Bill Evans a déjà des admirateurs en
Europe lorsqu’il s’y rend en 1964. La disparition de Scott LaFaro, son contrebassiste, l’a conduit deux ans auparavant à former un second trio. Chuck Israels
remplace ce dernier à la contrebasse et Paul Motian a cédé sa place à Larry Bunker, un spécialiste du maniement des balais, un batteur lyrique très prisé des
studios californiens. Avec eux, en septembre 1964, devant les caméras de "Trumpeten", une émission de la télévision suédoise, Bill Evans interprète deux morceaux dont un très
beau My Foolish Heart.
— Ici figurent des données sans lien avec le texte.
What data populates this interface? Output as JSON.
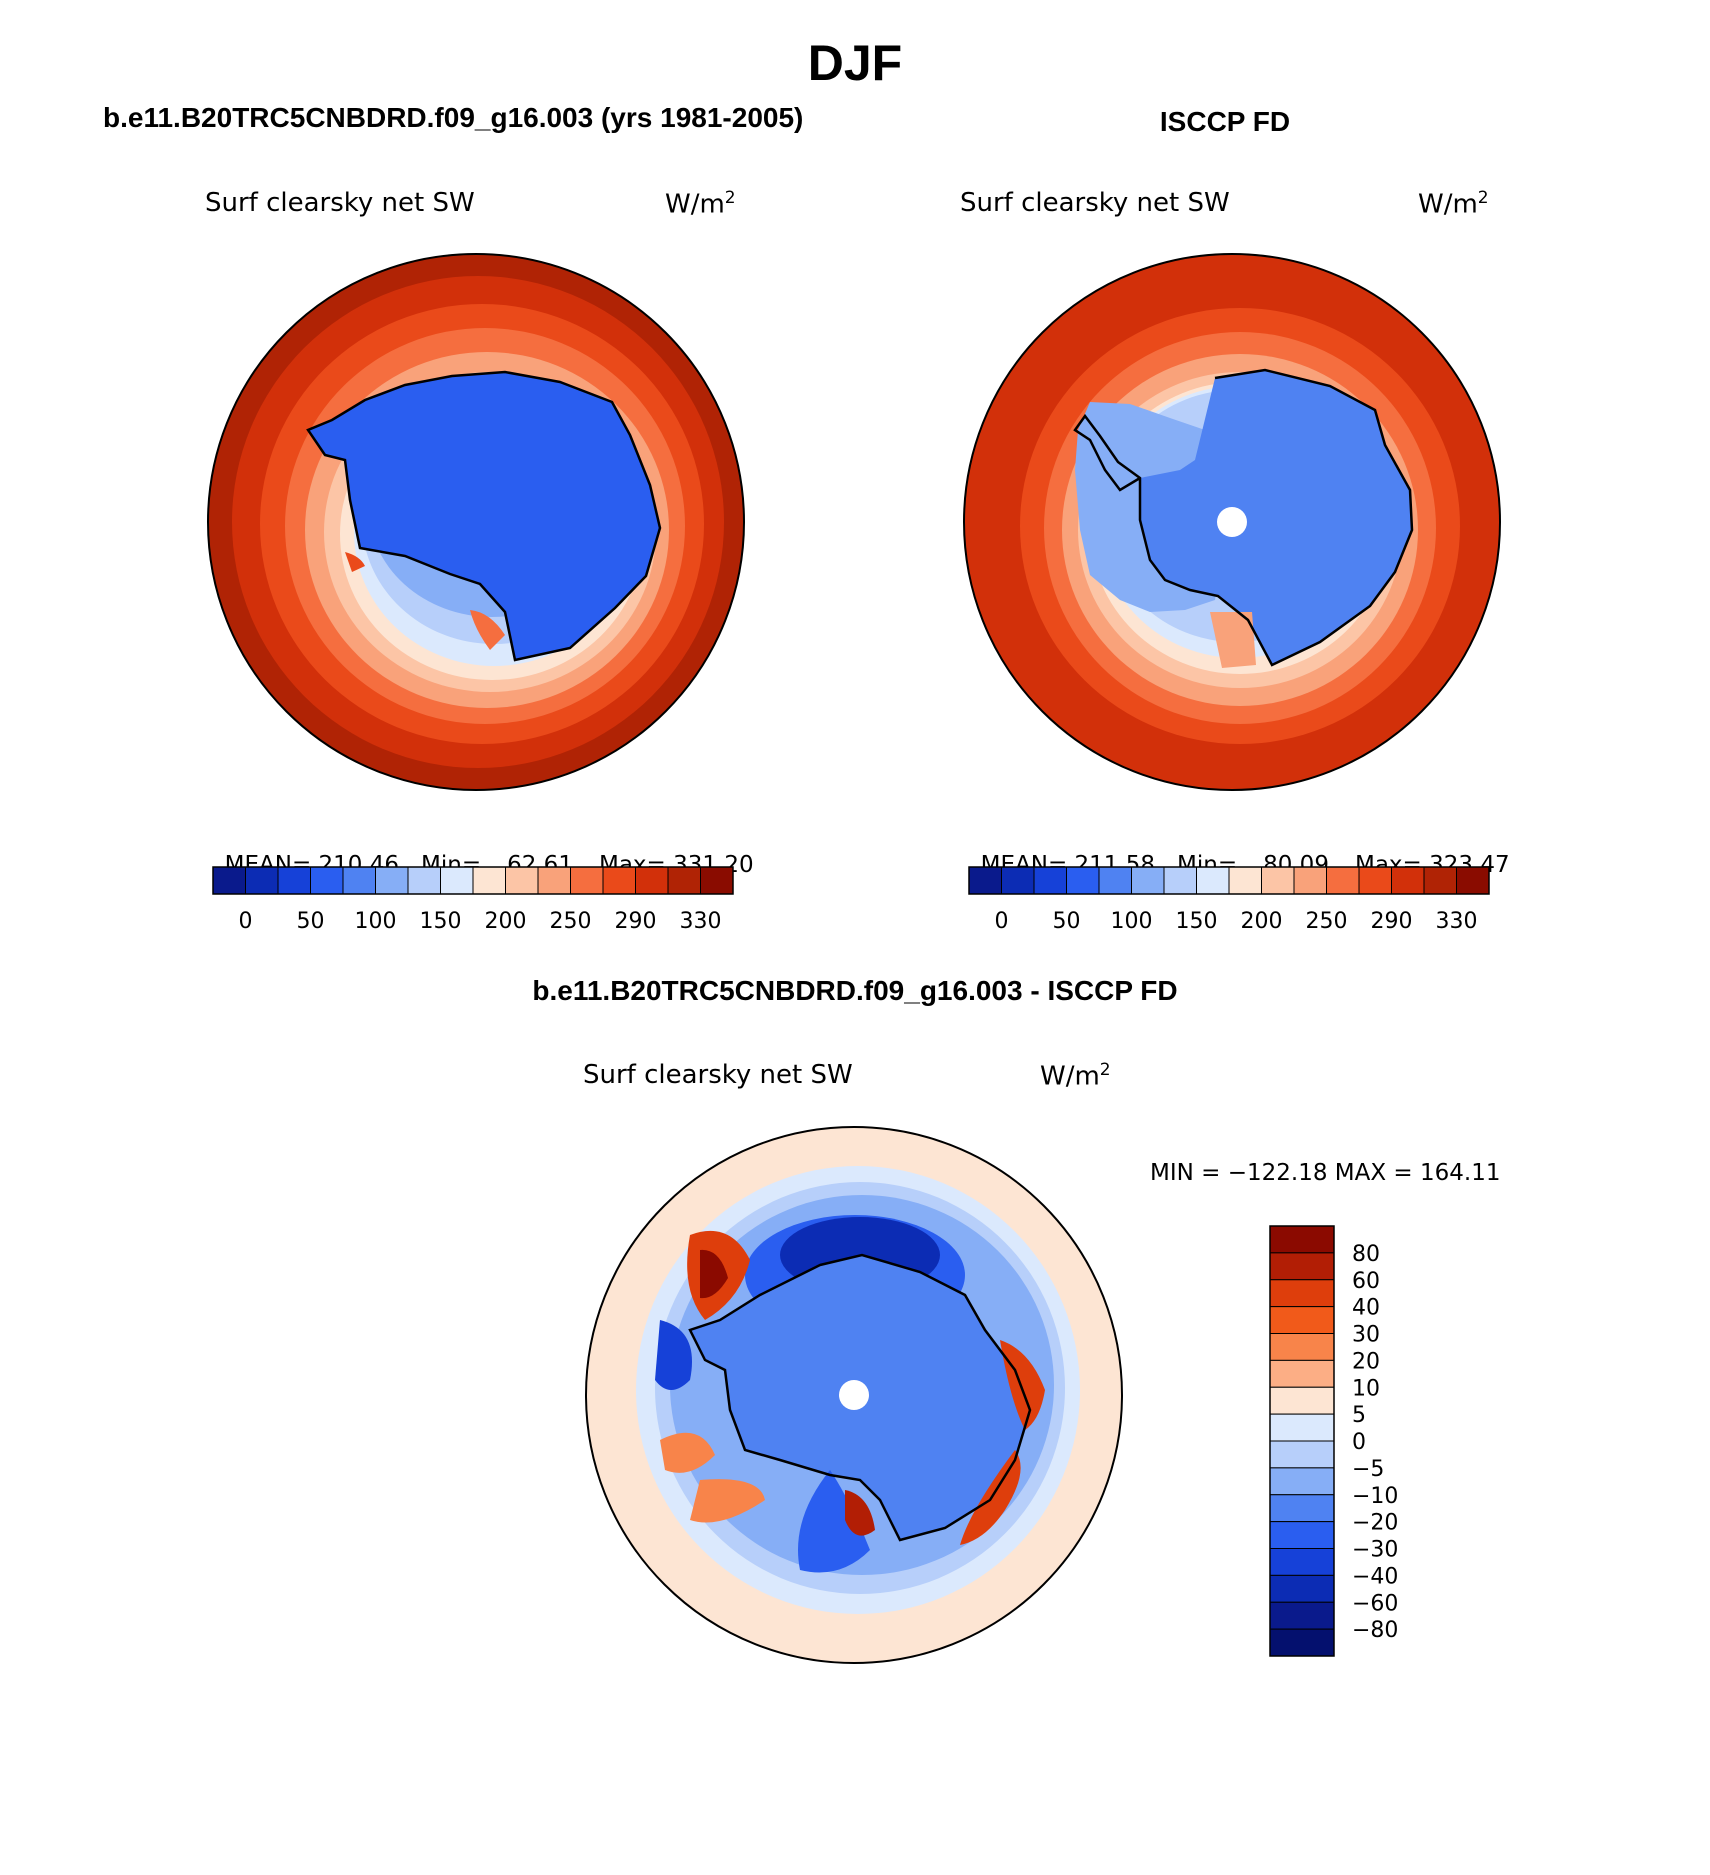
{
  "figure": {
    "title": "DJF"
  },
  "panels": [
    {
      "id": "model",
      "heading": "b.e11.B20TRC5CNBDRD.f09_g16.003 (yrs 1981-2005)",
      "variable": "Surf clearsky net SW",
      "units_base": "W/m",
      "units_exp": "2",
      "stats": {
        "mean_label": "MEAN=",
        "mean": "210.46",
        "min_label": "Min=",
        "min": "62.61",
        "max_label": "Max=",
        "max": "331.20"
      },
      "levels": [
        "0",
        "50",
        "100",
        "150",
        "200",
        "250",
        "290",
        "330"
      ]
    },
    {
      "id": "obs",
      "heading": "ISCCP FD",
      "variable": "Surf clearsky net SW",
      "units_base": "W/m",
      "units_exp": "2",
      "stats": {
        "mean_label": "MEAN=",
        "mean": "211.58",
        "min_label": "Min=",
        "min": "80.09",
        "max_label": "Max=",
        "max": "323.47"
      },
      "levels": [
        "0",
        "50",
        "100",
        "150",
        "200",
        "250",
        "290",
        "330"
      ]
    },
    {
      "id": "diff",
      "heading": "b.e11.B20TRC5CNBDRD.f09_g16.003 - ISCCP FD",
      "variable": "Surf clearsky net SW",
      "units_base": "W/m",
      "units_exp": "2",
      "minmax": "MIN = −122.18 MAX = 164.11",
      "levels": [
        "80",
        "60",
        "40",
        "30",
        "20",
        "10",
        "5",
        "0",
        "−5",
        "−10",
        "−20",
        "−30",
        "−40",
        "−60",
        "−80"
      ]
    }
  ],
  "palettes": {
    "abs": [
      "#0a1a8c",
      "#0c2cb4",
      "#1641d8",
      "#2a5ef0",
      "#4f82f2",
      "#86aef6",
      "#b7cffa",
      "#dbe9fd",
      "#fde5d3",
      "#fcc5a6",
      "#f9a27a",
      "#f56e3f",
      "#ea4a1a",
      "#d2300a",
      "#b02305",
      "#8a0c00"
    ],
    "diff": [
      "#8b0a00",
      "#b21e05",
      "#de3e0c",
      "#f15a1a",
      "#f8844a",
      "#fcae85",
      "#fde5d3",
      "#dbe9fd",
      "#b7cffa",
      "#86aef6",
      "#4f82f2",
      "#2a5ef0",
      "#1641d8",
      "#0c2cb4",
      "#0a1a8c",
      "#04106e"
    ]
  }
}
Israels n’est pas un second LaFaro. L’idée musicale l’intéresse davantage que la technique. Il joue le tempo avec économie, pratique une walkin’bass souple et
solide et, contrairement à son prédécesseur ne cherche nullement à transgresser les règles que lui imposent son statut d’accompagnateur. Toujours filmé avec de la pellicule en noir et blanc,
Bill Evans donne un concert à Paris, Salle Pleyel, un an plus tard le 3 novembre. Il ne joue pas avec ses musiciens habituels mais co-dirige un quartette avec le saxophoniste
Lee Konitz. Le contrebassiste Niels-Henning Orsted Pedersen et le batteur Alan Dawson complètent une formation qui s’est produite à Berlin le 29
octobre, à Copenhague le 31 et la veille à Stockholm. Sous les doigts du pianiste au visage émacié, Detour Ahead acquiert une grande richesse harmonique. Konitz n’intervient que dans un
My Melancholy Baby aux images granuleuses, l’abus du fondu enchaîné ne gâtant pas la musique. Cinq ans plus tard, Bill Evans est à nouveau au Danemark. Avec
Eddie Gomez et Marty Morell. Un concert donné probablement en novembre 1969 et non et 1970 comme l’indique le livret. Le trio de Bill Evans joue ce soir-là avec
le Royal Danish Symphony Orchestra et avec le Grand Orchestre de la Radio Danoise. Trois morceaux sont accordés au trio. De belles images en noir et blanc nous montrent un pianiste dont la main
gauche joue davantage de notes. Bill adopte aussi des tempos plus rapides (Emily, Someday My Prince Will Come). Depuis 1966, il ne quitte plus Eddie Gomez,
virtuose enthousiaste d’une contrebasse à nouveau mélodique et aux cordes
chantantes. Après plusieurs essais de batteurs, il a engagé Marty Morell en automne 1968. Diplômé de la Manhattan School of Music, ce dernier écoute et anticipe les désirs du
pianiste, rythme la musique aux baguettes lorsque le niveau sonore l’exige, mais aussi aux balais, lorsque les ballades demandent à respirer. Le concert qu’il donne dans un club de Stockholm le
20 février 1970 est d’excellente qualité. Malheureusement, les réalisateurs de “Night Moods“, émission de télévision aux couleurs un peu passées ont cru bon intégrer de nombreuses scènes de rues
dans lesquelles, éclairés par les lumières de la ville, des passants déambulent. Gomez impressionne et Bill, très concentré, manifeste une maîtrise pianistique éblouissante. Cinq ans plus tard en
1975, ce dernier, veste rouge, porte barbe et cheveux longs. Depuis février, Eliot Zigmund remplace Morell et fait bruisser d’autres cymbales. La batterie devient plus une
affaire de timbres, de couleurs, que d’accompagnement rythmique. Gomez explore davantage le registre aigu de sa contrebasse, et en fait sonner les harmoniques. Après une longue introduction en
solo d’Evans, le trio joue Sareen Jurer, une composition méconnue d’Earl Zindars, l’auteur de How My heart Sings. Réalisées en studio, les images, bien
meilleures que celles du concert précédent, dévoilent un pianiste moins fiévreux soignant ses lignes mélodiques jusqu’à leur donner une gamme de nuances et de couleurs qui révèlent l’étendue de
son vocabulaire et la précision de son toucher.